Besides some great lunch and dinner places in and around Mae Hong Son (one more of which I’ll profile soon), there’s also some interesting stuff to be had at breakfast and in the evenings. In the mornings, the city’s market is by far the best place to fuel up:
There you’ll find several basic stalls selling everything from generic Thai breakfasts such as rice porridge to local Shan specialties such as khanom jeen naam ngiaw, fresh rice noodles served with a light pork broth. Amongst the same knot of vendors as the latter, you’ll also find the dish pictured at the top of this post, an odd combination of a type of solidified soy bean paste and deep-fried tofu that the locals told me is a relatively new introduction from Burma. It’s made by slicing hearty chunks of the bean ‘pudding’:
and chunks of deep-fried tofu, and topping the whole lot with garlic oil, deep fried crispy garlic, tamarind juice, fish sauce, soy sauce, MSG, sesame seeds and dried chilies. A little odd, but actually not that bad. Things get really weird when the hot liquid soy bean stuff is poured over fresh rice noodles, resulting in a gooey, stringy mixture.
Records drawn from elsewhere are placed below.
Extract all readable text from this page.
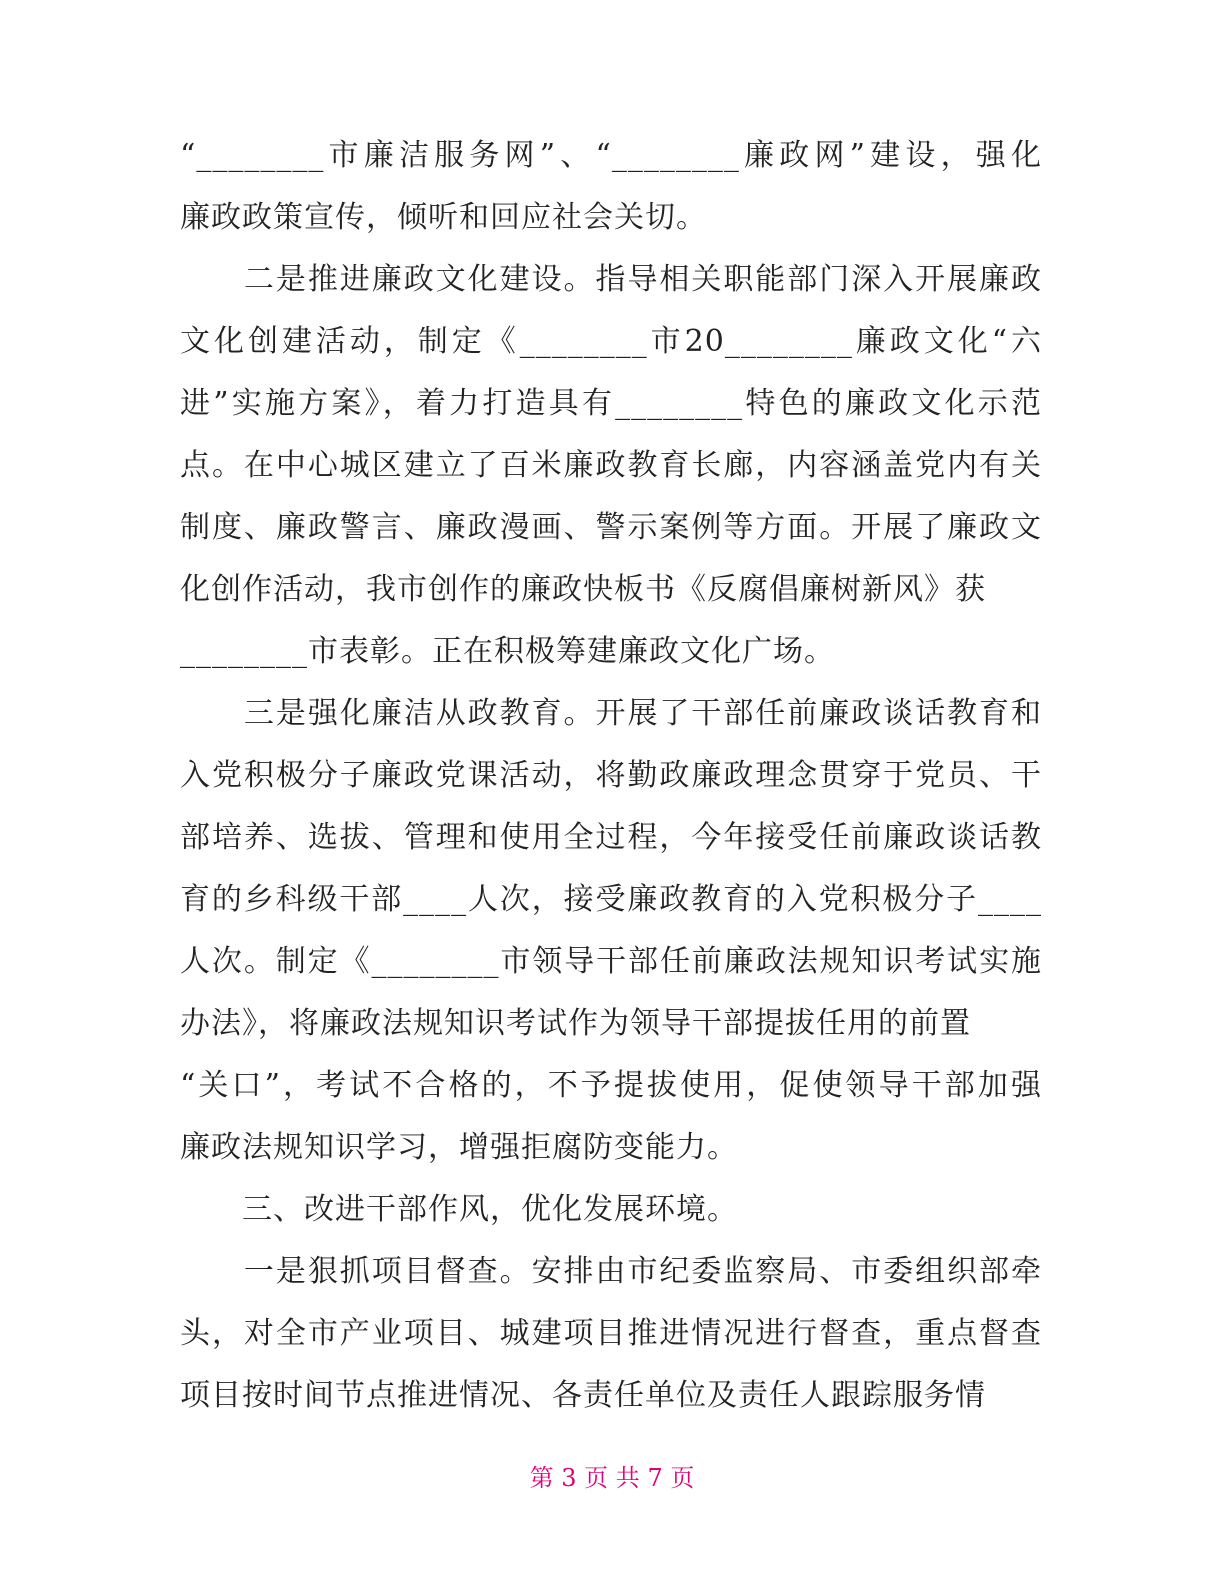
“________市廉洁服务网”、“________廉政网”建设，强化
廉政政策宣传，倾听和回应社会关切。
　　二是推进廉政文化建设。指导相关职能部门深入开展廉政
文化创建活动，制定《________市20________廉政文化“六
进”实施方案》，着力打造具有________特色的廉政文化示范
点。在中心城区建立了百米廉政教育长廊，内容涵盖党内有关
制度、廉政警言、廉政漫画、警示案例等方面。开展了廉政文
化创作活动，我市创作的廉政快板书《反腐倡廉树新风》获
________市表彰。正在积极筹建廉政文化广场。
　　三是强化廉洁从政教育。开展了干部任前廉政谈话教育和
入党积极分子廉政党课活动，将勤政廉政理念贯穿于党员、干
部培养、选拔、管理和使用全过程，今年接受任前廉政谈话教
育的乡科级干部____人次，接受廉政教育的入党积极分子____
人次。制定《________市领导干部任前廉政法规知识考试实施
办法》，将廉政法规知识考试作为领导干部提拔任用的前置
“关口”，考试不合格的，不予提拔使用，促使领导干部加强
廉政法规知识学习，增强拒腐防变能力。
　　三、改进干部作风，优化发展环境。
　　一是狠抓项目督查。安排由市纪委监察局、市委组织部牵
头，对全市产业项目、城建项目推进情况进行督查，重点督查
项目按时间节点推进情况、各责任单位及责任人跟踪服务情
第 3 页 共 7 页
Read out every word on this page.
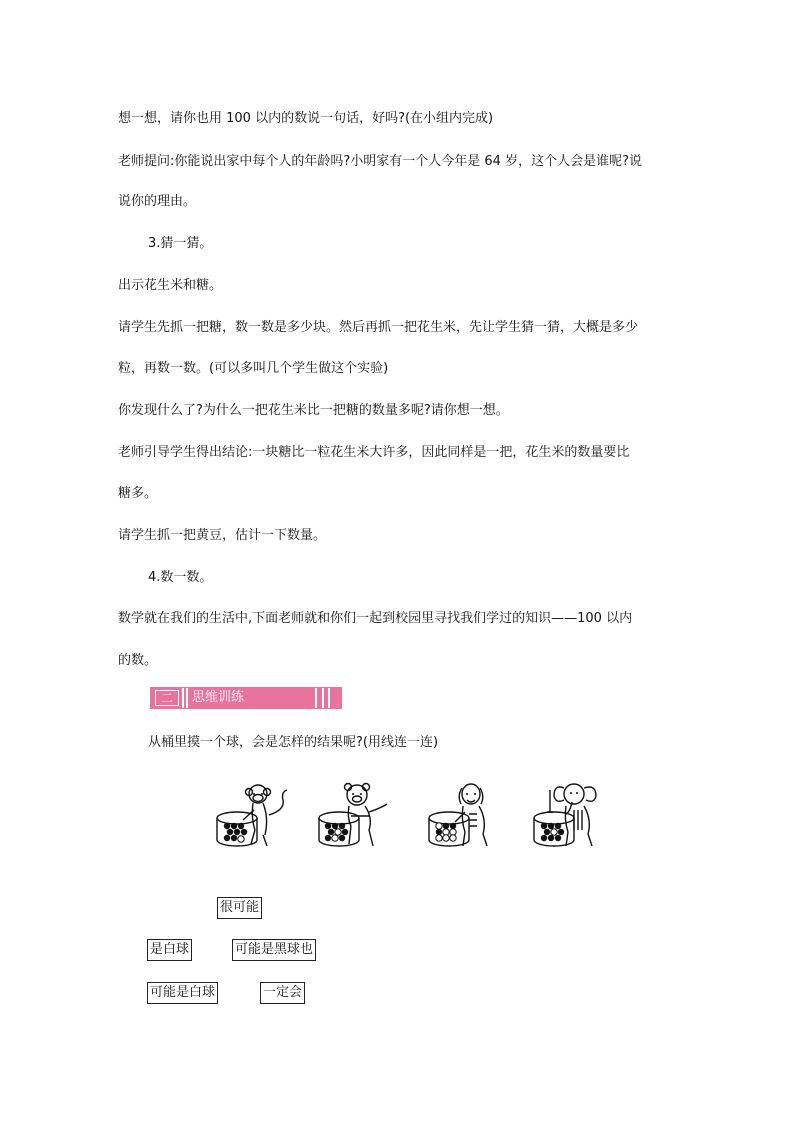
想一想，请你也用 100 以内的数说一句话，好吗?(在小组内完成)
老师提问:你能说出家中每个人的年龄吗?小明家有一个人今年是 64 岁，这个人会是谁呢?说
说你的理由。
3.猜一猜。
出示花生米和糖。
请学生先抓一把糖，数一数是多少块。然后再抓一把花生米，先让学生猜一猜，大概是多少
粒，再数一数。(可以多叫几个学生做这个实验)
你发现什么了?为什么一把花生米比一把糖的数量多呢?请你想一想。
老师引导学生得出结论:一块糖比一粒花生米大许多，因此同样是一把，花生米的数量要比
糖多。
请学生抓一把黄豆，估计一下数量。
4.数一数。
数学就在我们的生活中,下面老师就和你们一起到校园里寻找我们学过的知识——100 以内
的数。
二	思维训练
从桶里摸一个球，会是怎样的结果呢?(用线连一连)
很可能
是白球	可能是黑球也
可能是白球	一定会
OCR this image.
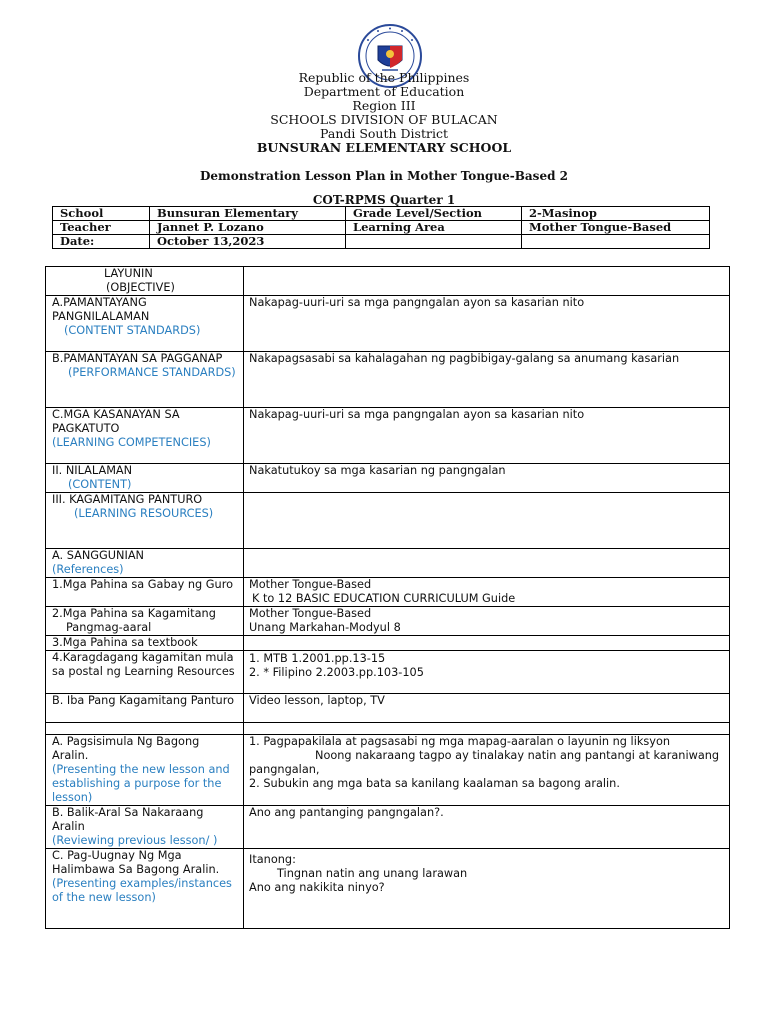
Republic of the Philippines
Department of Education
Region III
SCHOOLS DIVISION OF BULACAN
Pandi South District
BUNSURAN ELEMENTARY SCHOOL
Demonstration Lesson Plan in Mother Tongue-Based 2
COT-RPMS Quarter 1
School	Bunsuran Elementary	Grade Level/Section	2-Masinop
Teacher	Jannet P. Lozano	Learning Area	Mother Tongue-Based
Date:	October 13,2023		
LAYUNIN
(OBJECTIVE)	

A.PAMANTAYANG PANGNILALAMAN
(CONTENT STANDARDS)	Nakapag-uuri-uri sa mga pangngalan ayon sa kasarian nito

B.PAMANTAYAN SA PAGGANAP
(PERFORMANCE STANDARDS)	Nakapagsasabi sa kahalagahan ng pagbibigay-galang sa anumang kasarian

C.MGA KASANAYAN SA PAGKATUTO
(LEARNING COMPETENCIES)	Nakapag-uuri-uri sa mga pangngalan ayon sa kasarian nito

II. NILALAMAN
(CONTENT)	Nakatutukoy sa mga kasarian ng pangngalan

III. KAGAMITANG PANTURO
(LEARNING RESOURCES)	

A. SANGGUNIAN
(References)	

1.Mga Pahina sa Gabay ng Guro	Mother Tongue-Based
K to 12 BASIC EDUCATION CURRICULUM Guide

2.Mga Pahina sa Kagamitang
Pangmag-aaral	Mother Tongue-Based
Unang Markahan-Modyul 8

3.Mga Pahina sa textbook	
4.Karagdagang kagamitan mula sa postal ng Learning Resources	1. MTB 1.2001.pp.13-15
2. * Filipino 2.2003.pp.103-105

B. Iba Pang Kagamitang Panturo	Video lesson, laptop, TV

A. Pagsisimula Ng Bagong Aralin.
(Presenting the new lesson and establishing a purpose for the lesson)	1. Pagpapakilala at pagsasabi ng mga mapag-aaralan o layunin ng liksyon
Noong nakaraang tagpo ay tinalakay natin ang pantangi at karaniwang pangngalan,
2. Subukin ang mga bata sa kanilang kaalaman sa bagong aralin.

B. Balik-Aral Sa Nakaraang Aralin
(Reviewing previous lesson/ )	Ano ang pantanging pangngalan?.

C. Pag-Uugnay Ng Mga Halimbawa Sa Bagong Aralin.
(Presenting examples/instances of the new lesson)	Itanong:
Tingnan natin ang unang larawan
Ano ang nakikita ninyo?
Every evening a market sets up directly in front of Wat Chong Kham:
During the tourist season, there are several vendors selling everything from som tam to local sweets. We arrived during the off season when there’s a lot less for sale, although you can still find a couple people selling khang pong, a Shan dish of fried papaya fritters, generously spiced with chili and dried turmeric:
As well as a few vendors selling the previously-mentioned khanom jeen and Shan-style khao soi.
Update: Flickr user meemalee claims that the tofu-like ingredient mentioned above is made from gram, not soybean flour. She provides a link to this Wikipedia entry, which provides all the details. Thanks, meemalee!